It is amazing, I couldnt wish for these holidays to arrive soon enough and now... imagine what happened. I send off my laptop to repair and instead am blocking my brothers desktop all day, fixing it up, just to have an excuse for remaining logged into skype for not missing out on my normal life. It feels so weird not being in the faculty every day, not meeting all the people.. (I have to admit, I kinda miss you guys 'n girls).
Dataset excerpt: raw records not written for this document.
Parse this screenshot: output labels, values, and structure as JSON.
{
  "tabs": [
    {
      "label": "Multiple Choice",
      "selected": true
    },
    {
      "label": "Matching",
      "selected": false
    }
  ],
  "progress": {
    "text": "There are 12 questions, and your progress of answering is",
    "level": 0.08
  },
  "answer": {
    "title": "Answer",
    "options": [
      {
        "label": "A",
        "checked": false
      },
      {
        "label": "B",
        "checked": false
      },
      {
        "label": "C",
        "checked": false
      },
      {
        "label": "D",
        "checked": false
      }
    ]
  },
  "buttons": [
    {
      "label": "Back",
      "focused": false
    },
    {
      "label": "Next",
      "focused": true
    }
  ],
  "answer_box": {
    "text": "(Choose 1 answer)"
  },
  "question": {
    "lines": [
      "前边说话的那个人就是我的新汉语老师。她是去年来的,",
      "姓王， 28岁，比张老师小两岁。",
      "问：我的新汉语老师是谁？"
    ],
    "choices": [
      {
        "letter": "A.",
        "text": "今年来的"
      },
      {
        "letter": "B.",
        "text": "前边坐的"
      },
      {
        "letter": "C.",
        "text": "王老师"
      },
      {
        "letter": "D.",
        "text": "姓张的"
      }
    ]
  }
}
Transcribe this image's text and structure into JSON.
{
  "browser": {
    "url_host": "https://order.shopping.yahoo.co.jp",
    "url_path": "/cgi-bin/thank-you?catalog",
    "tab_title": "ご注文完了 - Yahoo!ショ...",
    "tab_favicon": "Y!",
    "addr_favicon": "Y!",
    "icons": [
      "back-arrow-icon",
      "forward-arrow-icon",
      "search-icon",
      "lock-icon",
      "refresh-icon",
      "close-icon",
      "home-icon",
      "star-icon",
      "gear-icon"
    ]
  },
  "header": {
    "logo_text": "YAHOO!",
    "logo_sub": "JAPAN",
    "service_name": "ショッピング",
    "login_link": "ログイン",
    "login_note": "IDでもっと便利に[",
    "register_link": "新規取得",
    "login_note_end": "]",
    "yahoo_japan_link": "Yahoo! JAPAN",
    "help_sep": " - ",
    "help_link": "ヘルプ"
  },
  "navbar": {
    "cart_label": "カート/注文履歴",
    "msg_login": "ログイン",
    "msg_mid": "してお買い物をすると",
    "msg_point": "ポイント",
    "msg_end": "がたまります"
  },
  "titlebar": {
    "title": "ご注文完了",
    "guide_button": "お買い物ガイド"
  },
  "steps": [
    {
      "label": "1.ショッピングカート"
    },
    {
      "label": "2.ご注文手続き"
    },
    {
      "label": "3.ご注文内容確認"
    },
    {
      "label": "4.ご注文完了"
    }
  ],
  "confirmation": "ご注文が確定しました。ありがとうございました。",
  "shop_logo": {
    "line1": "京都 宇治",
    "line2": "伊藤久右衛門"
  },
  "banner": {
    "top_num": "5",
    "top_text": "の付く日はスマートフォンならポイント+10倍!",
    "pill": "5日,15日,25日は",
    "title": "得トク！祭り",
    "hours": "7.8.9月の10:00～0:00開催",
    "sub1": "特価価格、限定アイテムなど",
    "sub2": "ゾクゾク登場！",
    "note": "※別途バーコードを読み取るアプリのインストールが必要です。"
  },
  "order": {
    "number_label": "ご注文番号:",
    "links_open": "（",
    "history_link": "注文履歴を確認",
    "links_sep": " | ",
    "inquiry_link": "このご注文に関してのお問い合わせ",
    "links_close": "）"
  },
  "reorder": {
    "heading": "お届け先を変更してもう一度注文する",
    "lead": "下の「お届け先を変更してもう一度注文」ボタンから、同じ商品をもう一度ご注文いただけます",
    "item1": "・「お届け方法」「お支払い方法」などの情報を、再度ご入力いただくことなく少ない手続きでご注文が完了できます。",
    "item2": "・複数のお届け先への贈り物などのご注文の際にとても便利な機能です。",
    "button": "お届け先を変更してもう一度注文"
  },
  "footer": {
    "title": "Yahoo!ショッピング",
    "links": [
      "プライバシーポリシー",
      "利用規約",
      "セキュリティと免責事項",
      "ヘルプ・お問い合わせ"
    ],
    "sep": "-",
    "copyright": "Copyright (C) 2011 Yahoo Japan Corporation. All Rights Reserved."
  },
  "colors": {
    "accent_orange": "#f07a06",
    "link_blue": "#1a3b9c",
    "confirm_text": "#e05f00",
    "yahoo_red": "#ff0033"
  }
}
Surely it is nice to be home again and slowly I also manage to meet some of the people that I've been missing. However, there is so much time I've got to myself that I dont know how to deal with it. (I've already finished off Harry Potter for that reason..) To be honest, feeling that I'm not doing anything just makes me nervous. On the other hand, there are so many possibilities that I cant even decide what to do first... And there isnt even anyone to bother me.. So my only hope is that I still have about 3 weeks to get used to all of this workless time so I will at least (as supposed) miss it when I'm coming back to Bolzano.
1 commento:
relax, take a deep breath and start writing a long list of things you want to do in life. whenever you get a free time you can look in this list and do something from it. i'm doing so. academical environment is very comfortable - it always keeps you busy for a long time and you don't have to think about many things. but you have to find the things you want to do in the world outside the academics. otherwise you will repeat the greatest mistake i ever did - started a phd.